On last week's SmackDown, Tom Phillips said, "Stardust, who is truly Cody Rhodes, does not seem to believe that he is Cody Rhodes."
These references to the past are themselves a departure from tradition. When Husky Harris became Bray Wyatt, there were no references back to his old character. When Lord Tensai stormed onto the scene in 2012, WWE didn't remind fans this was Matt Bloom, the same guy who had previously worked as Prince Albert and A-Train.
A new character arc began with those men. That's not the case with Stardust.
His connection with Rhodes is not only admitted but has become key to his current persona. The idea is that Rhodes has lost his mind to the point that he morphed into this ranting, cackling freak. He only thinks that he is Stardust.
WWE took that story a step further when Michael Cole sat down with Stardust for his weekly interview.
Cole asked Stardust if he realized he was "living the gimmick." Smirking, he asked the face-painted wrestler, "You do understand that Stardust is a character that you play on television, right?"
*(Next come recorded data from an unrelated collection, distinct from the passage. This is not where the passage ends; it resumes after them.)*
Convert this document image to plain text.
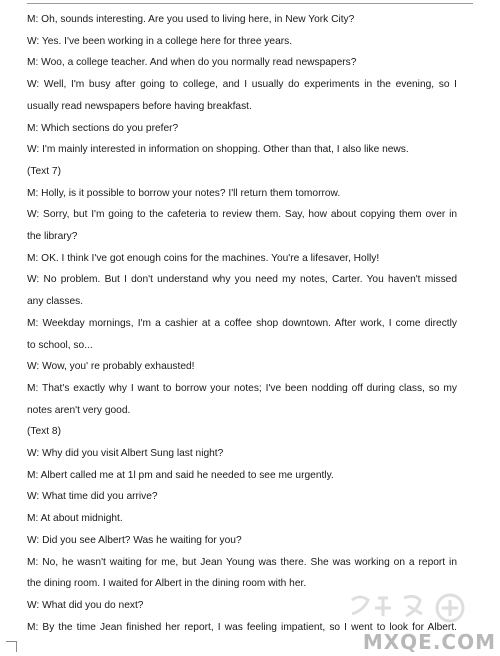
M: Oh, sounds interesting. Are you used to living here, in New York City?
W: Yes. I've been working in a college here for three years.
M: Woo, a college teacher. And when do you normally read newspapers?
W: Well, I'm busy after going to college, and I usually do experiments in the evening, so I
usually read newspapers before having breakfast.
M: Which sections do you prefer?
W: I'm mainly interested in information on shopping. Other than that, I also like news.
(Text 7)
M: Holly, is it possible to borrow your notes? I'll return them tomorrow.
W: Sorry, but I'm going to the cafeteria to review them. Say, how about copying them over in
the library?
M: OK. I think I've got enough coins for the machines. You're a lifesaver, Holly!
W: No problem. But I don't understand why you need my notes, Carter. You haven't missed
any classes.
M: Weekday mornings, I'm a cashier at a coffee shop downtown. After work, I come directly
to school, so...
W: Wow, you' re probably exhausted!
M: That's exactly why I want to borrow your notes; I've been nodding off during class, so my
notes aren't very good.
(Text 8)
W: Why did you visit Albert Sung last night?
M: Albert called me at 1l pm and said he needed to see me urgently.
W: What time did you arrive?
M: At about midnight.
W: Did you see Albert? Was he waiting for you?
M: No, he wasn't waiting for me, but Jean Young was there. She was working on a report in
the dining room. I waited for Albert in the dining room with her.
W: What did you do next?
M: By the time Jean finished her report, I was feeling impatient, so I went to look for Albert.
MXQE.COM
This is light-years away from when wrestlers spoke carny to keep outsiders at a distance.
Acknowledging Rhodes is working a gimmick, as well as Cole's using that term on TV at all, felt like a comic book superhero saying, "I just do what the artist draws me to do" or a movie star looking over at the camera and speaking directly with the moviegoers.
He's playing two characters at once: the Rhodes persona and the insane alter ego that has emerged from it. His gimmick, then, is that he is unwilling to accept he's playing a gimmick.
It adds previously unseen layers to a character that began simply as an offshoot of his brother's Goldust gimmick.
This is a wrestling story that wouldn't be possible in an older era. With fans more aware of the inner workings of the business, this twisting of conventions becomes possible and in a way becomes necessary. It's something fresh, new and, in the way that it shines a light on its own fictional nature, both unsettling and exciting.
To bring Amell into this story, then, is perfect.
It has allowed the inverse of the Stardust gimmick to be his foil. Amell is an actor who plays Green Arrow on TV. He has no issues with separating himself from that role.
It's Stardust who can't grasp the difference between man and character.
Back when WWE first planted the seeds of this rivalry in May, he spoke with JoJo backstage, labeling Amell a man with an identity crisis. Stardust said of the actor, "I know who he really is."
Stardust refuses to believe Amell is actually Amell. He believes the character is the real person and the actor bit is just a role.
To him, this Canadian performer is the bowman on Arrow in disguise.
The still-developing feud is, at its heart, about good versus evil. But with this unusual approach, it becomes something else entirely.
What would have been a run-of-the-mill midcard feud has been a place for experimentation. Whether this is an outlier or a glimpse at the direction pro wrestling's narratives will take remains to be seen.
For now, it's a rocket ride that's surging toward someplace new.